UNC has overcome a great deal this season and deserves respect for doing that.  They're not our choices, but they do deserve immense respect for their grittiness. Finally, after four years, they are taking on Tyler Hansbrough's personality.  On-court anyway.

And then there's UConn.  How to put this...UConn at times plays superb basketball.  They're smart, they're fast, they shoot well, they're sound in almost every area.  And yet they've been dislikable for some time.

They beat Duke in 1999, of course, and knocked Duke out again in 2004. Losing isn't the worst thing in the world.  Duke's had tremendous games with Michigan, for instance, for years. There's still respect there.  But with UConn? Not so much.

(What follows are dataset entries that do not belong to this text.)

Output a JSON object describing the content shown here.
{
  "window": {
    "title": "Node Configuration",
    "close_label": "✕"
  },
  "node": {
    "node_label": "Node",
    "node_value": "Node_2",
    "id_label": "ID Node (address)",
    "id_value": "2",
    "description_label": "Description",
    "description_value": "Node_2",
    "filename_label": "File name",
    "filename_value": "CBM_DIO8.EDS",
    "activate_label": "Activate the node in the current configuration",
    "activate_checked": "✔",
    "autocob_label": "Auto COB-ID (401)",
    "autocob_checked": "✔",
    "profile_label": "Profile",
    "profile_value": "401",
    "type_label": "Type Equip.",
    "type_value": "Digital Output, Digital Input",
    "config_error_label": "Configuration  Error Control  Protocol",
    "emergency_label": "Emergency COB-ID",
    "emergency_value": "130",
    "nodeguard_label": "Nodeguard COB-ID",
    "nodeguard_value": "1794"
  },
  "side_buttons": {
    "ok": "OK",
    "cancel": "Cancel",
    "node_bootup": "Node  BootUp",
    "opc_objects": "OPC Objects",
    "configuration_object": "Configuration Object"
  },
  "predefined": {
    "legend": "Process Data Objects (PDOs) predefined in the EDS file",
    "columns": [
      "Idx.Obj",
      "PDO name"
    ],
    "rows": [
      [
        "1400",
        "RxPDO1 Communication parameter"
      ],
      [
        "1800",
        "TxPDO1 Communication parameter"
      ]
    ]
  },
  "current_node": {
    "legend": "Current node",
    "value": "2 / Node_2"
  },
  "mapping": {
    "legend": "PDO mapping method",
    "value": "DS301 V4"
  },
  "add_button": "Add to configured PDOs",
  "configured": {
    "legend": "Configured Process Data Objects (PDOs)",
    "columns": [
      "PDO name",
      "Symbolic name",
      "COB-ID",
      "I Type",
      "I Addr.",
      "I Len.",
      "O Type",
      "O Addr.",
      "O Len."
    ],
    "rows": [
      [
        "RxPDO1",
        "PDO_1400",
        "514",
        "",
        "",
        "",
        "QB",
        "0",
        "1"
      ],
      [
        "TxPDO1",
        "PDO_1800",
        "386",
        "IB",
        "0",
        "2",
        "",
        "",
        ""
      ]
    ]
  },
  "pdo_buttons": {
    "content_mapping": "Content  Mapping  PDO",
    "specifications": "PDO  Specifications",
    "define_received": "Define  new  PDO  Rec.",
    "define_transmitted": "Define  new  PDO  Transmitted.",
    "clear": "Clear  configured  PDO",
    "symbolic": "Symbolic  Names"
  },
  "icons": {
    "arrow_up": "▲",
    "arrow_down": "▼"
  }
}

It began when UConn coach Jim Calhoun, instead of celebrating his own team's win, bragged that UConn had "kicked some ass and broken some hearts" or words to that effect.  It was kind of a stupid thing to say, and not particularly good sportsmanship, but that's who he is.  He's a tremendous coach.  He's also cranky, obnoxious, and prone to shoot off his mouth at times when he could just as easily shut up.  That whole deal with the overreaction to the reporter who was questioning his salary - it was a setup, but his reaction was perfectly in character.

Then of course there were the hints that not all was right at UConn.  First it was the off-court behavior of Khalid El-Amin, who was busted for marijuana.  Former Huskie Doug Wrenn was arrested for shoplifting. Then assistant Clyde Vaughan was arrested for solicitation and Antonio Kellogg for marijuana. Then of course there was the recruitment of Rudy Gay, with what amounted to a legal bribe to his AAU team, and LaptopGate, which saw former star Marcus Williams and current point A.J. Price arrested after stealing and fencing laptops from other students.

Did they get a break?  Sure seemed like it.

Then there was the hilarious overbuying of NCAA rings, with one even going to the governor, and the deal where UConn athletic department officials were trading tickets for cars.  It more or less amounted to scalping.

And now the latest, where we learn that a former student manager turned agent has allegedly been steering players to Storrs, allegedly paying for surgeries.

What UConn has done on the court has frequently been magnificent.  But what they've done off of it has frequently stunk.  It's very hard to find anything admirable about them at this point.  The current investigation will uncover whatever it uncovers, but at this point, after everything else that's gone on, UConn's reputation is shot.